Before we leave this subject, I want to show that these averages are interesting and informative, but they must be taken with the proverbial grain of salt. Averages tend to be influenced by outliers, and to abstract from the fact that the better players (or the richer twinkers perhaps…) can get a good performance from most classes. If we take three classes that are close to each other on the above chart – mages, warlocks and warriors – and plot the individual values used to form the averages, then we get a different picture:


Character performance.

You can see that a lot of players have similar performance and the averages tend to be skewed in one direction or another by smaller groups of outliers. On the other hand, the averages do provide some real insight since you can see that mages have no strong killers at all and that must reflect something about the class as well as something about the player.


Warsong Gulch chart porn

March 20, 2009

I’ve been having a bit of fun with the battleground stats data from the Armoury. There are plenty of good strategy guides on the net for each battleground, but it’s interesting to see how well the strategy is reflected in the data. A good chart really is worth a thousand words…

Warsong Gulch is our example here. You probably know that there are a number of traps in what seems like a simple game. Trap number one is to be on a team where everyone wants to run to the middle of the field and have a big punch-up while the flag carriers run by unchallenged.

The following charts are for level 19 characters who have played at least 100 games, so we’re not talking about noobs here. But you can still see all the nuances of the game in the data.

For a start, teamwork and focus on the flags rather than on scoring kills is vital to winning. So, if we chart games won to killing blows struck by individuals, we don’t find a strong correlation. You can help to win by doing other things than killing – CC-ing, running interference, guarding the flag rooms.

Killing blows vs games won.

Killing blows vs games won.

Being able to drop the opponent does have one important role:  getting the flag back when the other side is running with it. We can chart flags-returned to killing blows, and we get a stronger correlation:

Flags returned vs killing blows

Flags returned vs killing blows

But again, capturing the flag from the other side is about skills other than fighting and the data proves that. In fact, this is my favourite chart since the whole ding an sich of the game is in there. The best characters at capturing the flag are generally those with lower killing blow scores. They’re too busy running and hiding to be killing. So you get a gentle negative correlation as the chart shows:

Flags captured vs killing blows.

Flags captured vs killing blows.

The purpose of this exercise is to see if these indicators can be used to pick out twinks from the data. I’m confident that they can. So, the next chart shows deaths per game vs games won, and suggests what we all know – that the character with the best gear and enchants stays upright for longer. They spend less time running back from the spawn point and more time on-target.

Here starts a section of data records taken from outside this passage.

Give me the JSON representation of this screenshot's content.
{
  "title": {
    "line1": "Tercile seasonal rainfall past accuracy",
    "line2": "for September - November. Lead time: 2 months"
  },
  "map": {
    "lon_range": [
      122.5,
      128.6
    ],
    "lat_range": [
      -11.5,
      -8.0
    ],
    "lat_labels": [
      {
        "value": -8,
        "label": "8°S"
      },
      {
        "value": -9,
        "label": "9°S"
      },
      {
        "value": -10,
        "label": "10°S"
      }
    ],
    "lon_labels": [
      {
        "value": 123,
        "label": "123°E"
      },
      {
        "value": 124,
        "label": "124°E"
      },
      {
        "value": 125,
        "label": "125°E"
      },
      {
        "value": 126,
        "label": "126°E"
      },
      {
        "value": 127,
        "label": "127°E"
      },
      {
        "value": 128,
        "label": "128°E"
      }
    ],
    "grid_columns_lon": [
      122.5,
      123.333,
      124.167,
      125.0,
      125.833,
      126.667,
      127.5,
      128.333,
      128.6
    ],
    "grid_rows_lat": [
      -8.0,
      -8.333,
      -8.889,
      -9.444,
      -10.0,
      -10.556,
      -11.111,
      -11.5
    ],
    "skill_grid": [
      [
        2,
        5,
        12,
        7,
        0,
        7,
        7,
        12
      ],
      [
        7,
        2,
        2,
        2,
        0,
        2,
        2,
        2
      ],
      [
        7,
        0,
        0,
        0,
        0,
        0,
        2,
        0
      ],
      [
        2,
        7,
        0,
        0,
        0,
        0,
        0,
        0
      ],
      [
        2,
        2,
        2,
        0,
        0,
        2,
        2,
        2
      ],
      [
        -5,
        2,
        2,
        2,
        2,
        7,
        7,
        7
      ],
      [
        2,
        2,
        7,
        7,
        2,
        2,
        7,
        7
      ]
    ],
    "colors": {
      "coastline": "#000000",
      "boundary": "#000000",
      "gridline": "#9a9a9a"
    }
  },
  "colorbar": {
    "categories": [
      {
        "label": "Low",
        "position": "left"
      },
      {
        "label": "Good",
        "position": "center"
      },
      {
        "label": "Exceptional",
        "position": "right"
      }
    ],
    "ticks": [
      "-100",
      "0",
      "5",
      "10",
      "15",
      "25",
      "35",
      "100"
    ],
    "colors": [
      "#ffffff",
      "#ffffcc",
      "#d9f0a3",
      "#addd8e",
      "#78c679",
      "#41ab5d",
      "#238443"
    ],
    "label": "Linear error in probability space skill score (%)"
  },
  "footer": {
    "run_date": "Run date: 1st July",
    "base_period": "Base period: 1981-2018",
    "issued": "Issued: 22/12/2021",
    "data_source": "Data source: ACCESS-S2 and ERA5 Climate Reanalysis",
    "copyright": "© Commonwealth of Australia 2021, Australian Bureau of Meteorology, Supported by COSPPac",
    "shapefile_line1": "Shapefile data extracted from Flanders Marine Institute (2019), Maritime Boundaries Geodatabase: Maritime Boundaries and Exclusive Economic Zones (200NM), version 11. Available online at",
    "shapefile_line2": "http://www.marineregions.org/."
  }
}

Deaths per game vs games won.

Dead toons don’t win games – it’s not rocket science.

One interesting point is that there is a poor correlation between deaths per game and killing blows per game, which surprises me. I would have thought that twinked characters both killed more and died less. Perhaps there is a kamikaze style of player that kills a lot and dies a lot, and a more um… tactical… toon that can dish it out without getting too much in return.

Deaths per game vs kills per game.

Deaths per game vs kills per game.

One final point – if you look carefully at the last chart, you will see the bane of the armoury data miner – the annoying little outlier that makes all our averages skew away from the median. That character circled on the bottom right of the chart is one lean mean killin’ machine, a real leader of the pack. Here’s his armoury profile – check him out. He’s a twink, no surprise there, but he doesn’t seem out of the general range of twink stats. To me, he is a reminder that skill does play a part in the game too. Mind you, he played nearly 900 games to get that good.